To some, moonbeams are a vital ingredient in psychedelic rock anthems--and little else. But Richard Chapin and his wife, Monica, think the moon's light has yet-to-be-established therapeutic properties, with at least anecdotal evidence supporting their views. They constructed the 25-ton Interstellar Light Collector in the desert 15 miles west of Tucson to focus the light raining down from the heavens, and are hoping scientists will use it to conduct research. For more information or to contact the Chapins about seeing the device, go to www.starlightuses.com.

I've been told that you've always been involved in science, that you've always been fascinated by it ever since you were a child.

I have, ever since I was 8 or 9 years old, when I built my first telescope, and then refined it a little bit better at 14 and 15 years old. (I) started my high school astronomy club. So I guess from an early age, I just had this scientific feeling in me. I was curious about the world around me.

Have you studied astronomy?

I studied a bit in college, and a bit in high school--and a lot on my own. I tend to take my interests and follow them that way.

Your Web site says a friend's terminal cancer drew you to light therapy. Can you tell me about that?

She lived here in Tucson, Connie Albair, and fought a 2 1/2-year battle with pancreatic cancer. About the last year of her life, when this idea came to fruition, we would talk about it often. And more and more, she would look forward to being the first one undergoing the so-called treatment. Of course, we don't know until we do it, because nobody has done it yet. But there were indications, and I did a lot of study and talked to some top people in the field of light and light therapy. ... Everything was positive. And in fact, even her doctors toward the last two or three months had a curious eye toward this, and a nod to go ahead. She never made it to get a treatment; I was too slow, unfortunately. There were times when we would talk, and she would say, "Richard, can you go a little faster?" And I would say, "I'm trying, Connie." About a year later, we finally got this going.

How was the collector constructed? By you?

No, I used a team of experts, including a well-known Kitt Peak (scientist), good engineers and special mirror people. I think I know all the aspects, so that helped. It certainly was the experts who truly made it come into being. I'm always grateful for the great minds that are out there. I'm glad we had an opportunity to piece this together, and here it is.

Back in May, you had some people out there to see it, right? And they were exposed to the moonlight from four, six or eight mirrored panels. (The ILC is comprised of 84 mirrored panels that collect light.)

It was just a few (panels) that time, yes.

What might happen if they were exposed to 84 panels?

Well, we've been going up, and we've had a second (visit) since then, in which we increased it to 22 panels. We've done some of our private studies with about 50 panels. We have yet to achieve all 84, but I think we're getting close. Each step has proven, if I may put it this way, harmless and, in fact, positive.

How did people describe it?

Energizing, positive, exciting yet calm. Bright light, yet no squinting. Eyes wide open. No pain. Feeling better than I've ever felt before. Some--no feeling.

You've tried it?

Oh, yes. And it's very pleasant, very beautiful. Of course, can we toot our own horn? I can, but I won't. ... It has to be others; it's all others. And, thank God for others, because they're the ones who either prove it or not. Science is that way, isn't it? This is all negative until we prove the positive. It is coming forth--there are more than 200 people now who've been through it. There've been excellent results, and we're very encouraged.

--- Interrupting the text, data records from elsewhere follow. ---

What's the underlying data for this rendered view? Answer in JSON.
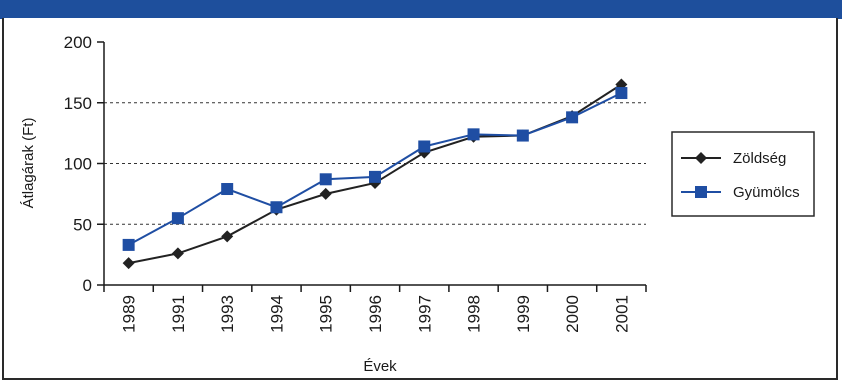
{
  "chart_data": {
    "type": "line",
    "title": "",
    "xlabel": "Évek",
    "ylabel": "Átlagárak (Ft)",
    "categories": [
      "1989",
      "1991",
      "1993",
      "1994",
      "1995",
      "1996",
      "1997",
      "1998",
      "1999",
      "2000",
      "2001"
    ],
    "ylim": [
      0,
      200
    ],
    "yticks": [
      "0",
      "50",
      "100",
      "150",
      "200"
    ],
    "grid": "dashed horizontal at 50, 100, 150",
    "legend_position": "right",
    "series": [
      {
        "name": "Zöldség",
        "marker": "diamond",
        "color": "#222222",
        "values": [
          18,
          26,
          40,
          62,
          75,
          84,
          109,
          122,
          123,
          139,
          165
        ]
      },
      {
        "name": "Gyümölcs",
        "marker": "square",
        "color": "#1f4ea3",
        "values": [
          33,
          55,
          79,
          64,
          87,
          89,
          114,
          124,
          123,
          138,
          158
        ]
      }
    ]
  }
}
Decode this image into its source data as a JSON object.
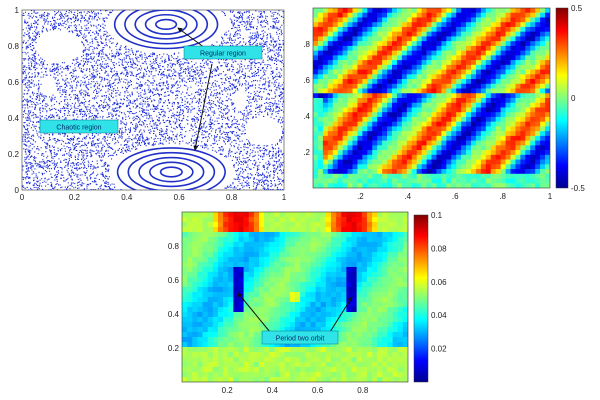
{
  "colors": {
    "scatter": "#1f2fd9",
    "orbit": "#2030c8",
    "annotation_box": "#2fe3e8",
    "annotation_text": "#0a2a6a"
  },
  "chart_data": [
    {
      "type": "scatter",
      "panel": "top-left",
      "xlim": [
        0,
        1
      ],
      "ylim": [
        0,
        1
      ],
      "xticks": [
        "0",
        "0.2",
        "0.4",
        "0.6",
        "0.8",
        "1"
      ],
      "yticks": [
        "0",
        "0.2",
        "0.4",
        "0.6",
        "0.8",
        "1"
      ],
      "regular_islands": [
        {
          "center_x": 0.55,
          "center_y": 0.92,
          "width": 0.44,
          "height": 0.3
        },
        {
          "center_x": 0.57,
          "center_y": 0.1,
          "width": 0.46,
          "height": 0.3
        }
      ],
      "annotations": [
        {
          "text": "Regular region",
          "points_to": [
            [
              0.55,
              0.95
            ],
            [
              0.62,
              0.25
            ]
          ]
        },
        {
          "text": "Chaotic region"
        }
      ]
    },
    {
      "type": "heatmap",
      "panel": "top-right",
      "xlim": [
        0,
        1
      ],
      "ylim": [
        0,
        1
      ],
      "xticks": [
        ".2",
        ".4",
        ".6",
        ".8",
        "1"
      ],
      "yticks": [
        ".2",
        ".4",
        ".6",
        ".8"
      ],
      "colorbar": {
        "min": -0.5,
        "max": 0.5,
        "ticks": [
          "0.5",
          "0",
          "-0.5"
        ]
      }
    },
    {
      "type": "heatmap",
      "panel": "bottom",
      "xlim": [
        0,
        1
      ],
      "ylim": [
        0,
        1
      ],
      "xticks": [
        "0.2",
        "0.4",
        "0.6",
        "0.8"
      ],
      "yticks": [
        "0.2",
        "0.4",
        "0.6",
        "0.8"
      ],
      "colorbar": {
        "min": 0,
        "max": 0.1,
        "ticks": [
          "0.1",
          "0.08",
          "0.06",
          "0.04",
          "0.02"
        ]
      },
      "annotations": [
        {
          "text": "Period two orbit",
          "points_to": [
            [
              0.25,
              0.55
            ],
            [
              0.75,
              0.55
            ]
          ]
        }
      ]
    }
  ]
}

What makes you think this could have beneficial health effects? Is the evidence anecdotal?

At this point, is it anecdotal. We are attempting to gather enough anecdotal evidence to switch it to a serious scientific study, though I will have to say this anecdotal (evidence) is about as serious as you get. If you're feeling better, you're feeling better. So we can at least go from that point. And we are approaching very detailed studies, also. I don't think I'm going to stop the anecdotal (trials) side by side with the serious trial studies. We need to have all of that and keep it open.